来源: 时间:七月 2, 2014, 7:45 a.m.

http://www.nature.com/nature/journal/v510/n7506/full/nature13409.html


The polyketide synthase (PKS) mega-enzyme assembly line uses a modular architecture to synthesize diverse and bioactive natural products that often constitute the core structures or complete chemical entities for many clinically approved therapeutic agents1. The architecture of a full-length PKS module from the pikromycin pathway ofStreptomyces venezuelae creates a reaction chamber for the intramodule acyl carrier protein (ACP) domain that carries building blocks and intermediates between acyltransferase, ketosynthase and ketoreductase active sites (see accompanying paper2).
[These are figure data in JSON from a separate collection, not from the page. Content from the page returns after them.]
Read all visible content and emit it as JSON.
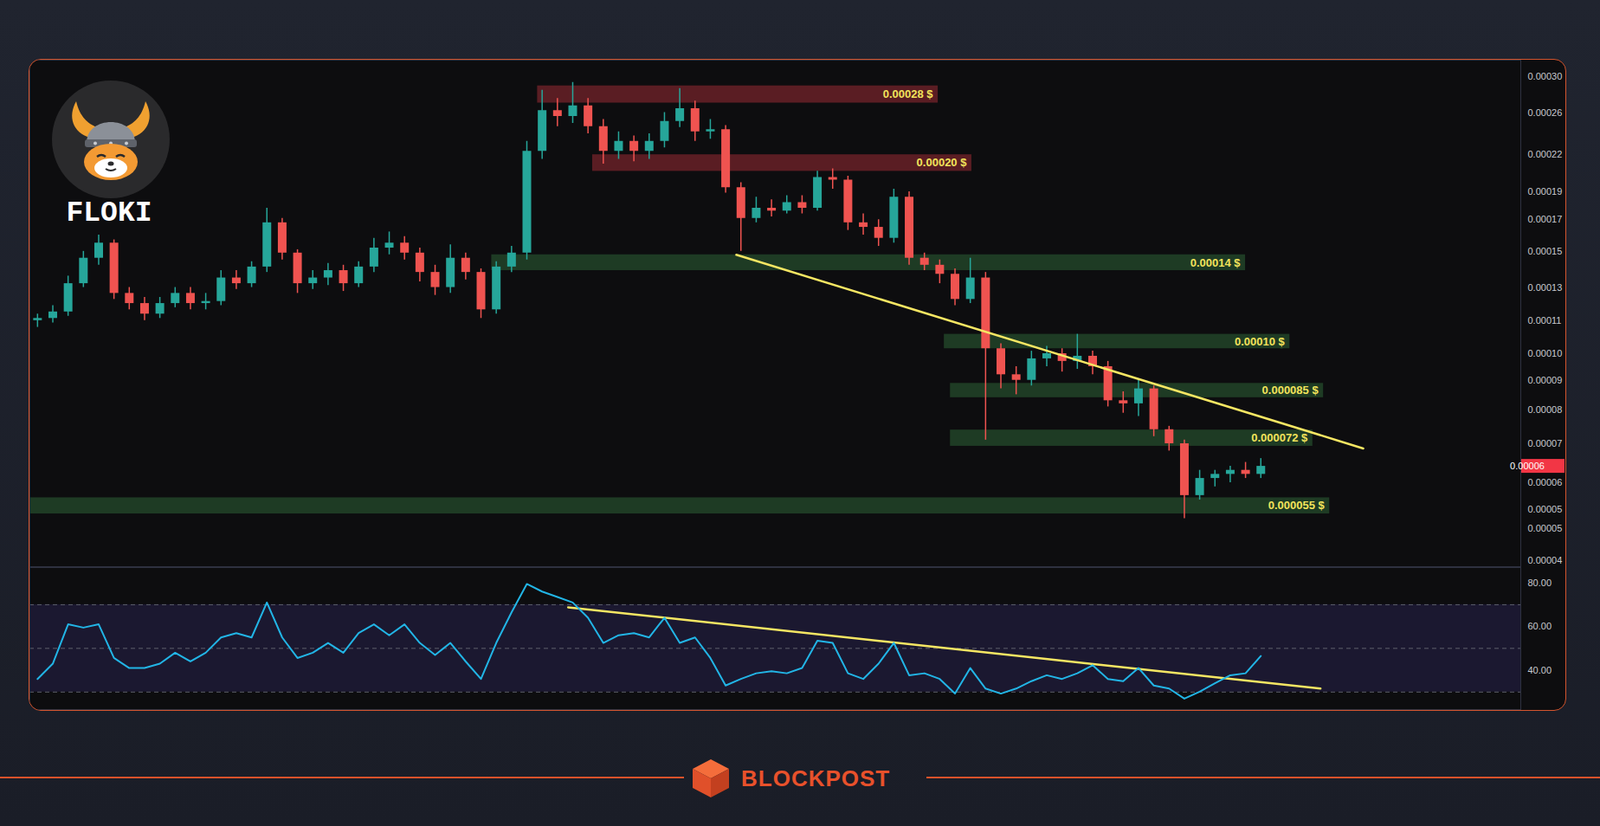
{
  "chart_data": [
    {
      "type": "candlestick",
      "title": "FLOKI",
      "x": [
        0,
        1,
        2,
        3,
        4,
        5,
        6,
        7,
        8,
        9,
        10,
        11,
        12,
        13,
        14,
        15,
        16,
        17,
        18,
        19,
        20,
        21,
        22,
        23,
        24,
        25,
        26,
        27,
        28,
        29,
        30,
        31,
        32,
        33,
        34,
        35,
        36,
        37,
        38,
        39,
        40,
        41,
        42,
        43,
        44,
        45,
        46,
        47,
        48,
        49,
        50,
        51,
        52,
        53,
        54,
        55,
        56,
        57,
        58,
        59,
        60,
        61,
        62,
        63,
        64,
        65,
        66,
        67,
        68,
        69,
        70,
        71,
        72,
        73,
        74,
        75,
        76,
        77,
        78,
        79,
        80
      ],
      "open": [
        0.000114,
        0.000115,
        0.000118,
        0.000132,
        0.000146,
        0.000155,
        0.000127,
        0.000122,
        0.000117,
        0.000122,
        0.000127,
        0.000122,
        0.000123,
        0.000135,
        0.000132,
        0.000141,
        0.000168,
        0.000149,
        0.000132,
        0.000135,
        0.000139,
        0.000132,
        0.000141,
        0.000152,
        0.000155,
        0.000149,
        0.000138,
        0.00013,
        0.000146,
        0.000138,
        0.000119,
        0.000141,
        0.000149,
        0.000223,
        0.000262,
        0.000256,
        0.000267,
        0.000246,
        0.000223,
        0.000232,
        0.000223,
        0.000232,
        0.000251,
        0.000264,
        0.000241,
        0.000243,
        0.000193,
        0.000171,
        0.000178,
        0.000176,
        0.000182,
        0.000178,
        0.000201,
        0.000199,
        0.000168,
        0.000165,
        0.000158,
        0.000186,
        0.000146,
        0.000142,
        0.000137,
        0.000124,
        0.000135,
        0.000102,
        9.2e-05,
        9e-05,
        9.8e-05,
        0.0001,
        9.7e-05,
        9.9e-05,
        9.5e-05,
        8.3e-05,
        8.2e-05,
        8.7e-05,
        7.4e-05,
        7e-05,
        5.7e-05,
        6.1e-05,
        6.2e-05,
        6.3e-05,
        6.2e-05
      ],
      "high": [
        0.000117,
        0.000121,
        0.000136,
        0.00015,
        0.00016,
        0.000157,
        0.00013,
        0.000125,
        0.000125,
        0.00013,
        0.00013,
        0.000127,
        0.000139,
        0.000139,
        0.000144,
        0.000178,
        0.000171,
        0.000151,
        0.000139,
        0.000143,
        0.000142,
        0.000144,
        0.000158,
        0.000162,
        0.000159,
        0.000152,
        0.000142,
        0.000154,
        0.000149,
        0.00014,
        0.000144,
        0.000153,
        0.000232,
        0.000284,
        0.000275,
        0.000293,
        0.000275,
        0.000253,
        0.000241,
        0.000237,
        0.000239,
        0.00026,
        0.000286,
        0.000272,
        0.000253,
        0.000247,
        0.000197,
        0.000186,
        0.000184,
        0.000187,
        0.000187,
        0.000206,
        0.000208,
        0.000202,
        0.000174,
        0.00017,
        0.000192,
        0.00019,
        0.000149,
        0.000145,
        0.00014,
        0.000146,
        0.000138,
        0.000104,
        9.5e-05,
        0.000101,
        0.000103,
        0.000102,
        0.000108,
        0.000101,
        9.7e-05,
        8.6e-05,
        9e-05,
        8.8e-05,
        7.5e-05,
        7.1e-05,
        6.3e-05,
        6.3e-05,
        6.4e-05,
        6.5e-05,
        6.6e-05
      ],
      "low": [
        0.000111,
        0.000113,
        0.000116,
        0.00013,
        0.000142,
        0.000124,
        0.000119,
        0.000114,
        0.000115,
        0.00012,
        0.000119,
        0.000119,
        0.000121,
        0.000129,
        0.00013,
        0.000138,
        0.000145,
        0.000127,
        0.000129,
        0.000131,
        0.000128,
        0.00013,
        0.000138,
        0.000148,
        0.000145,
        0.000133,
        0.000126,
        0.000127,
        0.000134,
        0.000115,
        0.000117,
        0.000138,
        0.000145,
        0.000216,
        0.000246,
        0.000249,
        0.000239,
        0.000212,
        0.000216,
        0.000214,
        0.000216,
        0.000226,
        0.000245,
        0.000232,
        0.000234,
        0.000189,
        0.00015,
        0.000168,
        0.000172,
        0.000174,
        0.000174,
        0.000176,
        0.000192,
        0.000163,
        0.00016,
        0.000153,
        0.000155,
        0.000142,
        0.000139,
        0.000132,
        0.000121,
        0.000122,
        7.1e-05,
        8.7e-05,
        8.5e-05,
        8.8e-05,
        9.5e-05,
        9.3e-05,
        9.4e-05,
        9.2e-05,
        8.1e-05,
        7.9e-05,
        7.8e-05,
        7.2e-05,
        6.8e-05,
        5.2e-05,
        5.6e-05,
        5.9e-05,
        6e-05,
        6.1e-05,
        6.1e-05
      ],
      "close": [
        0.000115,
        0.000118,
        0.000132,
        0.000146,
        0.000155,
        0.000127,
        0.000122,
        0.000117,
        0.000122,
        0.000127,
        0.000122,
        0.000123,
        0.000135,
        0.000132,
        0.000141,
        0.000168,
        0.000149,
        0.000132,
        0.000135,
        0.000139,
        0.000132,
        0.000141,
        0.000152,
        0.000155,
        0.000149,
        0.000138,
        0.00013,
        0.000146,
        0.000138,
        0.000119,
        0.000141,
        0.000149,
        0.000223,
        0.000262,
        0.000256,
        0.000267,
        0.000246,
        0.000223,
        0.000232,
        0.000223,
        0.000232,
        0.000251,
        0.000264,
        0.000241,
        0.000243,
        0.000193,
        0.000171,
        0.000178,
        0.000176,
        0.000182,
        0.000178,
        0.000201,
        0.000199,
        0.000168,
        0.000165,
        0.000158,
        0.000186,
        0.000146,
        0.000142,
        0.000137,
        0.000124,
        0.000135,
        0.000102,
        9.2e-05,
        9e-05,
        9.8e-05,
        0.0001,
        9.7e-05,
        9.9e-05,
        9.5e-05,
        8.3e-05,
        8.2e-05,
        8.7e-05,
        7.4e-05,
        7e-05,
        5.7e-05,
        6.1e-05,
        6.2e-05,
        6.3e-05,
        6.2e-05,
        6.4e-05
      ],
      "colors": [
        "#26a69a",
        "#26a69a",
        "#26a69a",
        "#26a69a",
        "#26a69a",
        "#ef5350",
        "#ef5350",
        "#ef5350",
        "#26a69a",
        "#26a69a",
        "#ef5350",
        "#26a69a",
        "#26a69a",
        "#ef5350",
        "#26a69a",
        "#26a69a",
        "#ef5350",
        "#ef5350",
        "#26a69a",
        "#26a69a",
        "#ef5350",
        "#26a69a",
        "#26a69a",
        "#26a69a",
        "#ef5350",
        "#ef5350",
        "#ef5350",
        "#26a69a",
        "#ef5350",
        "#ef5350",
        "#26a69a",
        "#26a69a",
        "#26a69a",
        "#26a69a",
        "#ef5350",
        "#26a69a",
        "#ef5350",
        "#ef5350",
        "#26a69a",
        "#ef5350",
        "#26a69a",
        "#26a69a",
        "#26a69a",
        "#ef5350",
        "#26a69a",
        "#ef5350",
        "#ef5350",
        "#26a69a",
        "#ef5350",
        "#26a69a",
        "#ef5350",
        "#26a69a",
        "#ef5350",
        "#ef5350",
        "#ef5350",
        "#ef5350",
        "#26a69a",
        "#ef5350",
        "#ef5350",
        "#ef5350",
        "#ef5350",
        "#26a69a",
        "#ef5350",
        "#ef5350",
        "#ef5350",
        "#26a69a",
        "#26a69a",
        "#ef5350",
        "#26a69a",
        "#ef5350",
        "#ef5350",
        "#ef5350",
        "#26a69a",
        "#ef5350",
        "#ef5350",
        "#ef5350",
        "#26a69a",
        "#26a69a",
        "#26a69a",
        "#ef5350",
        "#26a69a"
      ],
      "log": "y",
      "grid": false,
      "tick_labels": "y",
      "xlim": [
        -0.5,
        97
      ],
      "ylim": [
        4.3e-05,
        0.00032
      ],
      "yticks": [
        {
          "value": 0.0003,
          "label": "0.00030"
        },
        0.00026,
        0.00022,
        0.00019,
        0.00017,
        0.00015,
        0.00013,
        {
          "value": 0.000114,
          "label": "0.00011"
        },
        {
          "value": 0.0001,
          "label": "0.00010"
        },
        9e-05,
        8e-05,
        7e-05,
        6e-05,
        {
          "value": 5.4e-05,
          "label": "0.00005"
        },
        5e-05,
        {
          "value": 4.4e-05,
          "label": "0.00004"
        }
      ],
      "current_price": {
        "value": 6.4e-05,
        "label": "0.00006",
        "color": "#f23645"
      },
      "zones": [
        {
          "label": "0.00028 $",
          "value": 0.00028,
          "low": 0.00027,
          "high": 0.000289,
          "x0": 32.7,
          "x1": 58.9,
          "color": "#5a1d23"
        },
        {
          "label": "0.00020 $",
          "value": 0.0002,
          "low": 0.000206,
          "high": 0.00022,
          "x0": 36.3,
          "x1": 61.1,
          "color": "#5a1d23"
        },
        {
          "label": "0.00014 $",
          "value": 0.00014,
          "low": 0.000139,
          "high": 0.000148,
          "x0": 29.7,
          "x1": 79.0,
          "color": "#1e3b24"
        },
        {
          "label": "0.00010 $",
          "value": 0.0001,
          "low": 0.000102,
          "high": 0.000108,
          "x0": 59.3,
          "x1": 81.9,
          "color": "#1e3b24"
        },
        {
          "label": "0.000085 $",
          "value": 8.5e-05,
          "low": 8.4e-05,
          "high": 8.89e-05,
          "x0": 59.7,
          "x1": 84.1,
          "color": "#1e3b24"
        },
        {
          "label": "0.000072 $",
          "value": 7.2e-05,
          "low": 6.93e-05,
          "high": 7.39e-05,
          "x0": 59.7,
          "x1": 83.4,
          "color": "#1e3b24"
        },
        {
          "label": "0.000055 $",
          "value": 5.5e-05,
          "low": 5.3e-05,
          "high": 5.65e-05,
          "x0": -0.5,
          "x1": 84.5,
          "color": "#1e3b24"
        }
      ],
      "trendline": {
        "x": [
          45.7,
          86.7
        ],
        "y": [
          0.000148,
          6.87e-05
        ],
        "color": "#f5e663"
      }
    },
    {
      "type": "line",
      "x": [
        0,
        1,
        2,
        3,
        4,
        5,
        6,
        7,
        8,
        9,
        10,
        11,
        12,
        13,
        14,
        15,
        16,
        17,
        18,
        19,
        20,
        21,
        22,
        23,
        24,
        25,
        26,
        27,
        28,
        29,
        30,
        31,
        32,
        33,
        34,
        35,
        36,
        37,
        38,
        39,
        40,
        41,
        42,
        43,
        44,
        45,
        46,
        47,
        48,
        49,
        50,
        51,
        52,
        53,
        54,
        55,
        56,
        57,
        58,
        59,
        60,
        61,
        62,
        63,
        64,
        65,
        66,
        67,
        68,
        69,
        70,
        71,
        72,
        73,
        74,
        75,
        76,
        77,
        78,
        79,
        80
      ],
      "values": [
        36,
        43,
        61,
        59.5,
        61,
        45.6,
        41,
        41,
        43,
        48,
        44,
        48,
        55,
        57,
        55,
        71,
        55,
        45.6,
        48,
        52.5,
        48,
        57,
        61,
        56,
        61,
        52.5,
        47,
        52.5,
        44,
        36,
        52.5,
        66.5,
        79.5,
        76,
        73.5,
        71,
        64,
        52.5,
        56,
        57,
        55,
        64,
        52.5,
        55,
        45.6,
        33,
        36,
        38.6,
        39.5,
        38.6,
        41,
        53.5,
        52.5,
        38.6,
        36,
        43,
        52.5,
        37.7,
        38.6,
        36,
        29.3,
        41,
        31.6,
        29.3,
        31.6,
        35,
        37.7,
        36,
        38.6,
        42.3,
        36,
        35,
        41,
        33,
        31.6,
        27,
        30.2,
        34,
        37.7,
        38.6,
        46.5
      ],
      "color": "#22b5e6",
      "grid": false,
      "tick_labels": "y",
      "xlim": [
        -0.5,
        97
      ],
      "ylim": [
        22,
        87
      ],
      "yticks": [
        {
          "value": 80,
          "label": "80.00"
        },
        {
          "value": 60,
          "label": "60.00"
        },
        {
          "value": 40,
          "label": "40.00"
        }
      ],
      "band": [
        30,
        70
      ],
      "levels": [
        30,
        50,
        70
      ],
      "trendline": {
        "x": [
          34.7,
          83.9
        ],
        "y": [
          68.8,
          31.6
        ],
        "color": "#f5e663"
      }
    }
  ],
  "footer": {
    "text": "BLOCKPOST"
  }
}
Here we determine electron cryo-microscopy structures of a full-length pikromycin PKS module in three key biochemical states of its catalytic cycle. Each biochemical state was confirmed by bottom-up liquid chromatography/Fourier transform ion cyclotron resonance mass spectrometry. The ACP domain is differentially and precisely positioned after polyketide chain substrate loading on the active site of the ketosynthase, after extension to the β-keto intermediate, and after β-hydroxy product generation. The structures reveal the ACP dynamics for sequential interactions with catalytic domains within the reaction chamber, and for transferring the elongated and processed polyketide substrate to the next module in the PKS pathway. During the enzymatic cycle the ketoreductase domain undergoes dramatic conformational rearrangements that enable optimal positioning for reductive processing of the ACP-bound polyketide chain elongation intermediate. These findings have crucial implications for the design of functional PKS modules, and for the engineering of pathways to generate pharmacologically relevant molecules.